Mike Vaccaro

Mike Vaccaro

College Basketball

Jim Boeheim’s Big East impact felt all the way to his Syracuse end

Jim Boeheim couldn’t have picked a better day to start filing his retirement papers. He may have been getting his heart broken on a last-second shot by a Wake Forest player named Davis Williamson, a 3-pointer with half a second left that gave the Demon Deacons a 77-74 win over Boeheim’s Syracuse Orange.

The game may have been played at Greensboro Coliseum in North Carolina on the second day of the ACC Tournament. But the impact was surely felt 541 miles away, inside another basketball arena on Day 1 of the Big East Tournament at Madison Square Garden. Boeheim was an essential part of the Big East’s DNA for decades. He was a founding father.

And while Syracuse hasn’t played a Big East Conference game in almost 10 years — the Orange lost 78-61 to fellow soon-to-be-expat Louisville on March 16, 2013 — it still feels strange to look at a bracket for this tournament and not see Syracuse on one of the lines.

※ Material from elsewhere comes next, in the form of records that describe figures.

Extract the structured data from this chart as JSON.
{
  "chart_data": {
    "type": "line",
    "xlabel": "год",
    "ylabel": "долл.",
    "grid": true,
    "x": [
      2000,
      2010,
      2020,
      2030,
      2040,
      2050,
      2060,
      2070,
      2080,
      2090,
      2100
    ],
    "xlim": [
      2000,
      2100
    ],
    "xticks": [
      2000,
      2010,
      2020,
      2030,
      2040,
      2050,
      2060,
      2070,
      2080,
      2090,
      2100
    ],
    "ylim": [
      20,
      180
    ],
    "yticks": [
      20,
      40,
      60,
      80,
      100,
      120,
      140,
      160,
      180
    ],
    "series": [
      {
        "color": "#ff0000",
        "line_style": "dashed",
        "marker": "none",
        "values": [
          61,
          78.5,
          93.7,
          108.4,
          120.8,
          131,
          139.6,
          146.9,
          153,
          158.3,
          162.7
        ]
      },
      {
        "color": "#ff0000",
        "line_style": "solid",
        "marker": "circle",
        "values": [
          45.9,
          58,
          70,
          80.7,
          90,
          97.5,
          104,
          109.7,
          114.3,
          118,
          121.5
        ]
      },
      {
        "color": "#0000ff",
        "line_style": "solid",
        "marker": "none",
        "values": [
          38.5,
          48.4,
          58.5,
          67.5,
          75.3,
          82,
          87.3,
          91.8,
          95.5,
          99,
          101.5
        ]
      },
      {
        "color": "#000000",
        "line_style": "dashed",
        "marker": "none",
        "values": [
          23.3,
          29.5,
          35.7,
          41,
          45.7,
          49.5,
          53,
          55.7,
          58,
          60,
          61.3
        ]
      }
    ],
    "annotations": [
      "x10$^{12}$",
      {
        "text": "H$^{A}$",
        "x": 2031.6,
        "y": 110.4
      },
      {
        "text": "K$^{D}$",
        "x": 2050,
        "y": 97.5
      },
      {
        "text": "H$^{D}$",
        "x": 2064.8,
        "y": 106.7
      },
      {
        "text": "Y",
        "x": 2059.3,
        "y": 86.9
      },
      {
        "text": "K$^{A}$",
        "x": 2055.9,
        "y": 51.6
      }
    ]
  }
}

“They’re still a ghost here,” one Big East official joked Wednesday.

So while St. John’s made quick work of Butler in the tournament’s leadoff game before a polite 3 o’clock crowd, 76-61, earning an extra day of season against top-seeded Marquette on Thursday at noon, much of the chatter in and around the Garden was about Boeheim.

Jim Boeheim during his final game as Syracuse coach on March 8, 2023. Getty Images

At first it involved a cryptic give-and-take in the postgame press conference between Boeheim and Donna Ditota, a reporter for Syracuse.com who has covered Boeheim for more than 30 years.

“I gave my retirement speech on the court last Saturday and I gave it to the press conference afterwards,” Boeheim said.

That elicited an awkward few seconds of puzzled silence.

Ditota followed: “Are you saying right now that you’re going to retire?”

“This is up to the university,” Boeheim said.

Ditota asked: “You want to come back?”

Boeheim replied: “I didn’t say that.”

One last question from the reporter: “When will you make a decision about whether you’ll come back?”

And one last answer from the coach: “You’re talking to the wrong guy.”

Jim Boeheim while receiving the Big East Coach of the Year award in 2010. Neil Miller

It was only two hours later when a statement released by Syracuse chancellor Kent Syverud resolved the mystery: Boeheim’s tenure was over. Former SU player Adrian Autry would be taking over. “I extend my deep appreciation and gratitude to an alumnus who epitomizes what it means to be ‘Forever Orange.’ ”

Boeheim won 1,115 games, every one of them at Syracuse. He arrived as a freshman in 1962, walked onto the basketball team and later teamed with Dave Bing to lead the first great Orange team to an NCAA Tournament. Outside of a couple of years playing minor league ball in the old Eastern League every paycheck he has ever drawn as an adult has come from Syracuse, first as a freshman coach, then as an assistant, and since 1976 as the head coach.

He is a Hall of Famer. He is a national champion. When Syracuse emerged as an original power in the Big East he was a regular foil in New York City, both because of the Syracuse-St. John’s rivalry and the fact that the Orange always considered themselves unofficial co-tenants of the Garden during the Big East Tournament.

“Sure, the Garden was always St. John’s home turf,” Boeheim said over the telephone a few years ago. “But we had plenty of nights there in March when the only color you saw in the stands was orange. Or maybe that was just my eyes playing tricks on me.”

Jim Boeheim (r.) with Johnny Flynn (l.) during Syracuse’s Big East quarterfinal against UConn in 2009. Getty Images

Boeheim cackled at that. His sideline demeanor and press conference persona always unwittingly sabotaged the smart, funny way he carried himself in more private settings. Every few years there would be calls for Boeheim to step aside, judging him an old man in a young man’s game. Usually he would respond with an unexpected run deep into an NCAA Tournament. The last one was six years ago.

“I keep reading we aren’t any good,” he said a few days before facing North Carolina in the Final Four, “but we’re still playing and almost all of the good teams aren’t. That’s weird, you know?”

This time did feel different. The Orange will miss the NCAA for a second straight year, only the second time in Boeheim’s 47 years that they’ll have skipped back-to-back tournaments. They haven’t won 20 games since 2019.

Time is undefeated. There were four coaches who defined the Big East in its opening decade of dominance. John Thompson and Rollie Massimino have passed. Lou Carnesecca is 98. Boeheim was always the kid in that bunch, but even he’s 78 now. There was a time when he’d have sworn they’d have had to get a court order to get him out of his office.

Wednesday, he really did sound, at last, like a man ready to go on his own. So it is probably just as well that he is. It’s time.